下関市の計画案では目標年次を20年後の2040年とし、「居住誘導区域」と「都市機能誘導区域」を設定しています。対象は、都市計画区域にあたる下関都市計画区域・下関北都市計画区域の二区域となっており、都市計画区域外である豊北町・豊田町はこの計画に含まれていません。

都市機能誘導区域には下関駅周辺と新下関駅周辺を、居住誘導区域には彦島、下関駅周辺、新下関駅周辺、長府、小月、川中、安岡、豊浦、菊川のそれぞれの拠点地域を定めています。誘導するための施策としては、都市機能誘導区域内への都市機能の移転誘導のさいには税制上の優遇策等を検討すること、新規創業の支援を図ることが明記され、居住誘導区域内への誘導も公営住宅の整備、住環境改善、区域外への開発許可制度の見直しなどが盛り込まれています。

立地適正化計画については、計画策定や計画に基づいたとりくみには国から補助金が降りる仕組みになっており、全国の地方自治体が次々に策定しています。

現在、市内あちこちの公共施設が廃止・集約となることが「公共施設等総合管理計画」で決まっていますが、「立地適正化計画」もこれとおなじく国が人口減少のなかでいかに効率的なサービスの提供をおこなっていくかを各自治体に決めさせるものです。財政難の自治体ほど従わざるをえず、人口の少ない農業・漁業地域はますます人が集まりにくく、暮らしにくい地域になっていくことにつながりかねないと思います。

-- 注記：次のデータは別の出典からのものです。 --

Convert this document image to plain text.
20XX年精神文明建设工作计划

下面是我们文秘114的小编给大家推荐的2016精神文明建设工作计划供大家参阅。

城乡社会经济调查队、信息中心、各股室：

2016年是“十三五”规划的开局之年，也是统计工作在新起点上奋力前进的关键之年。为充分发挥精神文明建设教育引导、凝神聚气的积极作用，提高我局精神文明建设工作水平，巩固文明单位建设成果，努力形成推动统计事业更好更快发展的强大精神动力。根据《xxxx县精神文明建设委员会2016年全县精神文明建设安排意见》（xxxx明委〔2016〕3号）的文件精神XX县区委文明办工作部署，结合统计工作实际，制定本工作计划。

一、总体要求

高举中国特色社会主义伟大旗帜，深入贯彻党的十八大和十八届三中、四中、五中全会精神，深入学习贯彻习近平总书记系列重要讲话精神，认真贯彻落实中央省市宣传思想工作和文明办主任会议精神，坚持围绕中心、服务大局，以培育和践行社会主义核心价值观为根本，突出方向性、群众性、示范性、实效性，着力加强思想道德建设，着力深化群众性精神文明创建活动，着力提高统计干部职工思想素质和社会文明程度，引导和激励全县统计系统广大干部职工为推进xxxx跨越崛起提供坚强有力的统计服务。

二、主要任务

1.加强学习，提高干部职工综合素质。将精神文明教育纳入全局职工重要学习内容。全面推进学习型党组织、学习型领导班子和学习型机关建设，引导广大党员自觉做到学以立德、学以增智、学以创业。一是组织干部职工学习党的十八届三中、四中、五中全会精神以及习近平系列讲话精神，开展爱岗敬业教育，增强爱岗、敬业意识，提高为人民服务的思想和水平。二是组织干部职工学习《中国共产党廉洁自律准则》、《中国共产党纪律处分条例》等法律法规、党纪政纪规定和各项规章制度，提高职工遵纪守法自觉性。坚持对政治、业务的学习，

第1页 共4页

人口減少や低所得化による税収の減少のなかで行財政も大きく変化し、住民サービスをどのように維持していくのかは全国共通問題になっていますが、それによって住民が置き去りにされたり、地域間の格差の拡大が生じることは、本来の行政の役割から見て見過ごすことはできない問題です。

このような市民みんなの暮らしにかかわる重大な問題ですが、現在パブリックコメントの募集がおこなわれていることは市民のみなさまにほとんど知られていません。ぜひみなさまには、自分の暮らしている地域が今後どうなっていこうとしているのか、市全体がどのようになっていくのか、目を通していただき、意見を寄せていただけたらと思います。

「立地適正化計画(案)」のパブリックコメントが閲覧できるのは、本庁仮庁舎の都市整備部都市計画課、豊浦・豊北・菊川・豊田の各総合支所、本庁管内の12支所、そして下関市ホームページです。設置期間は31日までですので、お早めにご覧ください。意見箱と用紙も置いてあります。